Néanmoins, nous avons quelques entreprises qui utilisent les technologies d'une manière diversifiée que ce soit B-to-C (Business to consumer) ou bien B-to-B (Business to Business).

Pour répondre à votre question, je dirai que plus on a accès aux technologies plus on est menacés. 

Et pour info, la majorité des entreprises en Algérie sont de type TPE (très petite entreprise), et elles n'utilisent presque pas les technologies sauf la messagerie électronique au nom de l'entreprise et un site web que certains partenaires exigent. Donc, la majorité des entreprises ne sont pas sérieusement menacées, du moins pour l'heure actuelle, et ce en raison du manque de la démocratisation de la technologie en Algérie.

Est-ce que les entreprises et les institutions algériennes (banques, ministères, sites d'informations) sont assez protégées contre les cyberattaques ?

L'immunité informatique dépend des services offerts par telle ou telle institution. A titre d’exemple, il est clair que nos ministères n'offrent pas beaucoup de services en ligne donc, l'informatisation de traitement des processus n’existe pas, ni interne ni externe, c'est à peu près comme une TPE.

Pour optimiser la sécurité d’une entreprise ou d'une banque,  il faut avoir un système d'information complètement informatisé. Aussi, des technologies propres à la sécurité installée s’imposent, pour être en mesure de protéger leur système d'information existant, par exemple (Firewall, Data Loss Prevention DLP, Security Information and Event Management SIEM...etc).
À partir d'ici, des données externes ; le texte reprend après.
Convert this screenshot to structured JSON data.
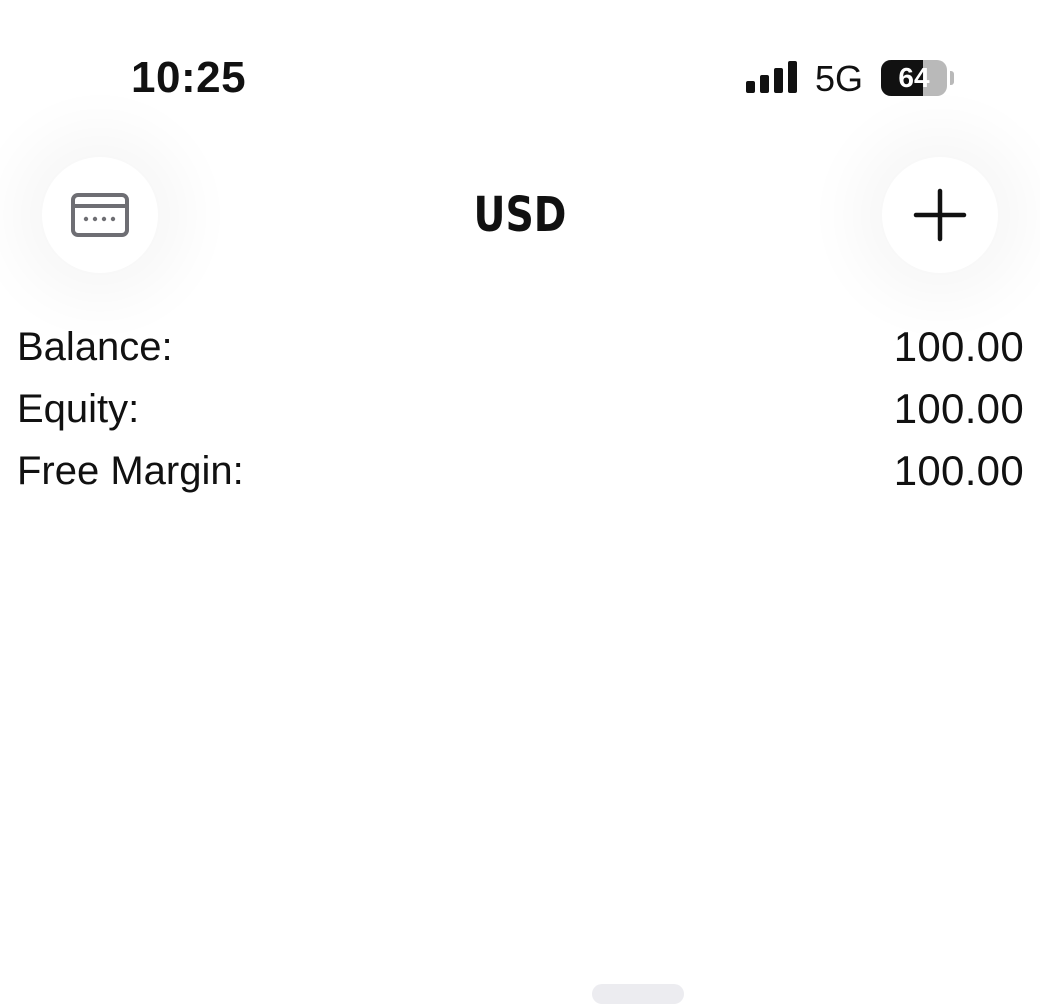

Ainsi que la mise en place d’une politique de sécurité bien précise et qui implique tous les collaborateurs.

Etant actif dans ce domaine en Algérie, je pense que même nos entreprises qui sont dotées de ces  technologies, leurs systèmes d'informations ne sont pas encore assez matures quant à la sécurité de l'information, car pas mal de critères ne sont pas assurés.

On dit que telle entreprise est certifiée ISO 27001, cela signifie que la politique de sécurité appliquée répond aux exigences de la norme internationale de la sécurité de l'information.

Moi-même j'ai audité et fait un Pentest (Penetration Testing) pour une institution financière, et je peux vous dire que c'était vraiment une catastrophe à ce niveau-là, même les distributeurs automatiques de billets  (DAB)  étaient atteints !


Que risque une entreprise qui n'est pas protégée ?

C'est simple, il y'a ce qu'on appelle CIA (Confidentiality, Integrity, Availability). Ce sont les trois axes de la sécurité. On parle de piratage ou de cyberattaque lorsqu’un de ces axes est touché. Je vais donner un exemple pour chaque axe.

Confidentiality: c'est lorsque on atteint une information qui n'est pas publique. Par exemple, j'obtiens un mot de passe d'un compte de messagerie et je lis un mail avec un document en jointure, contenant la liste des tarifs d'achat.

Integrity: ça consiste à altérer une information. Par exemple sur un site de vente en ligne, si un produit est à vendre à 1000 DA, je pourrais altérer ce prix dans la base de données. Je pourrais l'acheter à 1 DA..

Availability: c'est la disponibilité du service. Restant toujours dans l'exemple précédent, si un site de vente en ligne n'est pas disponible, l'internaute irait effectuer des achats ou des transactions sur un autre site. Ce qui fait une perte voire d’importantes pertes de sommes d'argent pour l'entreprise dont la disponibilité a été affectée!


Quand un site d’informations par exemple perd  des données, sont-elles récupérables ?

Quand on est victime d’un piratage, et on perd des données on ne va pas procéder à leur récupération comme s’il s’agissait de données supprimées sur une clé USB.

C’est plutôt l'entreprise qui doit absolument avoir une politique de sauvegarde, à savoir qu'il existe plusieurs types (complète, différentielle, incrémentale) pour ne citer que ceux là.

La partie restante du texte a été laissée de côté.